Le monde littéraire et ses mystères…
Pourquoi les gens écrivent, comment certains se font publier, ce qui fait que l’on achète, et que l’on lit, ou pas.
Je ne suis pas les modes, je ne suis pas les calendriers, je n’attends pas la rentrée, alors pour moi, le livre de l’été…
S’il fallait un prétexte, je prendrais celui du voyage.
Cette année j’ai traversé l’Atlantique pour rejoindre Bruges.
J’ai filé dans la brume vers l’Alberta, avec Benoît Chavaneau dans ma valise, passager clandestin.
Je ne sais qu’en dire. Que dire à son auteur... juste « merci de l’avoir écrit ».

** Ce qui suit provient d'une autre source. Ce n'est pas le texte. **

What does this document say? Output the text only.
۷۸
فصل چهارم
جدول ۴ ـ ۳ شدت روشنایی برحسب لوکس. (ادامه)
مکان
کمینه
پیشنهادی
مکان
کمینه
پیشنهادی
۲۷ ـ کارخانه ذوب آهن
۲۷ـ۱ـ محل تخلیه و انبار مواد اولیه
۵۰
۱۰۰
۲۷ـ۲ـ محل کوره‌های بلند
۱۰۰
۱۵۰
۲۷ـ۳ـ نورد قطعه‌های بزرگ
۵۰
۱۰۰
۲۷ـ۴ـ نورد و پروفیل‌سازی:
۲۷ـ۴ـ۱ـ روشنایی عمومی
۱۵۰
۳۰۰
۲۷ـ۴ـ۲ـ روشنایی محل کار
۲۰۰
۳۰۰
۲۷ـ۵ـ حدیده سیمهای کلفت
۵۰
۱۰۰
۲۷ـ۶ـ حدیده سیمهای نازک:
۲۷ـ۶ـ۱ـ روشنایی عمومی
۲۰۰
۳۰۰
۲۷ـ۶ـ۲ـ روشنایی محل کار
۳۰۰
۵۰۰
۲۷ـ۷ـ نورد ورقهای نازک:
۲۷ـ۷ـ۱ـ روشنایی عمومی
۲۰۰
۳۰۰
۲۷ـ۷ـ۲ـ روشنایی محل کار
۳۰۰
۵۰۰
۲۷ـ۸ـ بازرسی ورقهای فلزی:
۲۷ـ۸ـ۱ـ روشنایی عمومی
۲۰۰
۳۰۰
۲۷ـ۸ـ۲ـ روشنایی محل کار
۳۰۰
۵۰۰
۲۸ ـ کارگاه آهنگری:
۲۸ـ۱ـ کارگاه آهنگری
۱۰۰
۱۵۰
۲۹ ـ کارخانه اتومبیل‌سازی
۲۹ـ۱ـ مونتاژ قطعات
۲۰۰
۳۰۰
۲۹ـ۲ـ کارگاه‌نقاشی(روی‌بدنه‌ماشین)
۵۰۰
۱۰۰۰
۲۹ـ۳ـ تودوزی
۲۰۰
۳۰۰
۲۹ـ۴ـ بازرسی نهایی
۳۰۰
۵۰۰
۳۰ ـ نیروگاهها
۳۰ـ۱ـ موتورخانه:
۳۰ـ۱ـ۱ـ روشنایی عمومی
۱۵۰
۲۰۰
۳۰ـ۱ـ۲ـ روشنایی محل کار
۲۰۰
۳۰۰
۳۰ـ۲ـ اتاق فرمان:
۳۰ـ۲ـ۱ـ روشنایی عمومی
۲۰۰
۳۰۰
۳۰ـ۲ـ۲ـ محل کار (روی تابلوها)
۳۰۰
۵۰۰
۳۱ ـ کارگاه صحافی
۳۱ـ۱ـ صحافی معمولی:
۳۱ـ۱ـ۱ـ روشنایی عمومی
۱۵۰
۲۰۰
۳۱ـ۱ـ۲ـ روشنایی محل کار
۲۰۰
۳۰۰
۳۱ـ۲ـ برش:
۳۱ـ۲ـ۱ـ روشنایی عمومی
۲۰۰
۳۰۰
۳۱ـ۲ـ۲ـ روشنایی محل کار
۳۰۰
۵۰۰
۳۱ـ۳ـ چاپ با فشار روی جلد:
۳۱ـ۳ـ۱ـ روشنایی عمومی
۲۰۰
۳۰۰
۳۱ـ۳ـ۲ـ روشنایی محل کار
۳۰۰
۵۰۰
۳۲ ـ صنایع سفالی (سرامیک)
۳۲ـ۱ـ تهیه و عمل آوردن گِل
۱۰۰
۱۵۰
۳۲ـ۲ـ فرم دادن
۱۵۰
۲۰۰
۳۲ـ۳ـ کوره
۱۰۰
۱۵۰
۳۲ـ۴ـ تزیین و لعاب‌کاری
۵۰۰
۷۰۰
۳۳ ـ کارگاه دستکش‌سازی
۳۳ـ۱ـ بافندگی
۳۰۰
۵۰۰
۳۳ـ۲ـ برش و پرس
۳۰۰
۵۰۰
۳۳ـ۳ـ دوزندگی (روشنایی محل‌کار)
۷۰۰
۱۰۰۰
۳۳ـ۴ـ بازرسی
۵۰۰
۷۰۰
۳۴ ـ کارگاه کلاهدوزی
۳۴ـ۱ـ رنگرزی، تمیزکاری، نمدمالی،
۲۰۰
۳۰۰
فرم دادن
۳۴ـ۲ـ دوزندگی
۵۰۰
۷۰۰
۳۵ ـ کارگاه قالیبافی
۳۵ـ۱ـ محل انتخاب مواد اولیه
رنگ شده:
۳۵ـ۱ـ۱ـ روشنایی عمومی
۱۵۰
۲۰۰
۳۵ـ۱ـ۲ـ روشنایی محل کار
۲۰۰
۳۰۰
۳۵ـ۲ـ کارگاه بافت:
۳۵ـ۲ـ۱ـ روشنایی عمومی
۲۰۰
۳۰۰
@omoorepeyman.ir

Comme dans les jolis contes, un homme et une femme ont rendez-vous. Leur premier rendez-vous. Ils ne sont pas sûrs de se reconnaître, mais certains de déjà tant se connaître. Ils désirent se désirer, ils redoutent de trop espérer mais aimeraient oser et tellement vivre. Sur un pont de Bruges. Et si ce n’est pas celui-là, il y en aura d’autres, des hommes ou des ponts, on ne sait plus bien.
Tout commence si bien, Benoît écrit comme une femme, il se met dans notre esprit mais l’on voit que c’est un homme lorsque la pudeur et la douceur de l’évocation laisse place à l’inconnu des sensations grouillantes de la matrice.
Mais Benoît lutte et se refuse le bonheur.
Pardon, non : il NOUS refuse le bonheur de lire un livre trop facile, à l’eau de rose, au parfum de guimauve. Et l’on s’essouffle, et l’on a mal, à parcourir le reste de ces pages où les amants ne se retrouvent jamais, où l’on doute même qu’ils se sont rencontrés, et si c’était un mirage, un Nuage, et si tout n’était que Fumée ?
Il nous réinvente des histoires, il remet des personnages, mais ce n’est pas parce qu’ils sont plus jeunes ou plus beaux que l’on peut revivre la magie des débuts.
Benoît nous embrouille et tout est pourtant si clair.
L’auteur est le maitre.
Il écrit le roman, il écrit sa vie.
Il paraît qu’il y a 3 clés dans ce livre, Benoît nous livre des secrets : il est un peu tous ces personnages, il fut l’un, rêva être l’autre, aimerait tant devenir.
Et le livre dans tout ça ?
Le style est simple, précis, fluide et rythmé. J’aime beaucoup la typographie, des silences dans l’écrit, des rejets, à la ligne, des suspensions. Dramatiquement frais.
Parfois facile, mais c’est sans doute une qualité, de rendre invisible la trame, une vraie maitrise de l’écrit.
Parfois on se perd : le narrateur parle de l’auteur et on a, en plus, en italique, une annotation, comme un clin d’œil au lecteur, à la manière d’une NDLR.
Pour moi « Les fileuses de brumes » reste un livre qui déborde.
Qui déborde d’envie.
De dire et de vivre.
Faire la critique de mon livre de l’été, non, j’ai du mal. Que dire à son auteur, sinon « Pardon ».
Pardon d’avoir voulu lire une autre histoire que celle-là.
Pardon de vous avoir cherché sur le pont.
Pardon de m’être vue derrière Elle :
« Et puis Elle se remit en route,
Sans bagage,
Sans guide Michelin,
Sans étapes et sans but.
Sans contraintes.
Sans règles.
Sans montre ni miroir.
Aucune direction.
Aucun souvenir.
Une simple fugue au fil du cœur en somme. »
Benoît nous embrouille et tout est pourtant si clair.
Les fileuses de brumes est un roman nécessaire.
Il est écrit sur la couverture « roman d’amours », voici une clé : il n’est rien de singulier, même si tout est unique, il n’y a que des vérités.
Pour celui qui écrit, ou pour celui qui lit, il est des aventures, réelles ou imaginaires, un vécu qui nous fait devenir.
Vous pouvez encore faire cette expérience. Filer votre propre aventure, défaire les nœuds, libérer les pales du moulin, car il n’est pas de saison pour les amours, même si ce fut mon livre de l’été.